The North American Electric Reliability Corporation (NERC) is the regulator responsible for the power grid of the United States and Canada. A recently published report on the reliability of the North American power grid in the winter of 2023/2024 warns of prolonged blackout phases across large areas if harsh winter conditions occur.
The Canadian province of Saskatchewan, as well as the eastern Canadian provinces starting from Quebec, as well as almost the entire eastern half of the United States are at risk of power outages on such a large scale. The reason for this: the need for compensation mechanisms as a result of increasing reliance on wind and solar power (which provide little electricity in winter – keyword: dark doldrums). In the case of the United States, this means gas-fired power plants as backup. However, according to the report, there is a lack of adequate gas supply infrastructure, which could lead to massive delivery disruptions in some cases.
“The electrification of the heating sector is increasing temperature-sensitive load components, while the increasing number of distributed solar photovoltaic (PV) energy resources (DERs) with variable output increases the uncertainty of load forecasting”the regulator wrote in its winter reliability assessment report. “Underestimating electricity demand before the onset of cold temperatures can lead to ineffective operational planning and inadequate resource planning,” the agency said.

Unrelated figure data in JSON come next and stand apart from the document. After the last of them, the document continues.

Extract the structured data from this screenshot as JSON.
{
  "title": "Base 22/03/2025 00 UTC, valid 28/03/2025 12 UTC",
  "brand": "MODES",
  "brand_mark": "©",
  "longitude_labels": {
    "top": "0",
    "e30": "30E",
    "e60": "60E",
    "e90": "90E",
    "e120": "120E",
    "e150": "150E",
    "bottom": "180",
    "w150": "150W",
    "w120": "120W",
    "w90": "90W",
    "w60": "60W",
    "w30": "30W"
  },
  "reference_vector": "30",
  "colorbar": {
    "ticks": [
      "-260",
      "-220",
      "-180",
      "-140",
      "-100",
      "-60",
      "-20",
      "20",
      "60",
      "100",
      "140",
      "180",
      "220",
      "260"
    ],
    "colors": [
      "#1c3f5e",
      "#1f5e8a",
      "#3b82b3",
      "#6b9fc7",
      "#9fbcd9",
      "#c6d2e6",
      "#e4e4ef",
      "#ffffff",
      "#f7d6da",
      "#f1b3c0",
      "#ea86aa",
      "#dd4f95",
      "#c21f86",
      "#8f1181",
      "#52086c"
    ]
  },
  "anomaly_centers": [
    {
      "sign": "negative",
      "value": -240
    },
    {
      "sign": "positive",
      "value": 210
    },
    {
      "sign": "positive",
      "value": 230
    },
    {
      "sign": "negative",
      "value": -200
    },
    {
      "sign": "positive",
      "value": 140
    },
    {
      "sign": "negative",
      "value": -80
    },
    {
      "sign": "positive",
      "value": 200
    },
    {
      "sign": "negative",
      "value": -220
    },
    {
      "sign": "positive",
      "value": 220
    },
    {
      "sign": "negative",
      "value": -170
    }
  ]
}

So we are talking about a very adverse development here. While in winter the wind and sun provide significantly less electricity than during the rest of the year, the need for electricity increases significantly due to the increasing electrification of heating systems. But when power grids collapse, homes are unable to stay warm in extreme winter. This will be very inconvenient for many Americans.
and that’s not all. The United States Federal Energy Regulatory Commission (FERC) warned earlier this year about intermittent power generation from wind and solar power. “A nominal megawatt of wind or solar power is not equivalent to a nominal megawatt of gas, coal or nuclear power”FERC Commissioner Mark C. Christie told Congress during a hearing before the Subcommittee on Energy, Climate and Grid Security in June.
Christie pointed out that it is not the wind and solar power itself that is problematic, but the speed at which baseload, dispatchable generation capacity is being decommissioned and replaced by non-switchable wind and solar farms. Attachable capacities are those that provide electricity around the clock or on demand, such as coal, gas and nuclear power. Wind and solar energy, on the other hand, generate electricity only when the weather allows it.
The climate nutcase’s utopia fails because of reality. And this already at a time when the desired decarbonization of energy production does not even come close to reaching what net zero radicals consider a minimum goal. And the further this decarbonization progresses, the more unreliable and unstable electricity supplies become.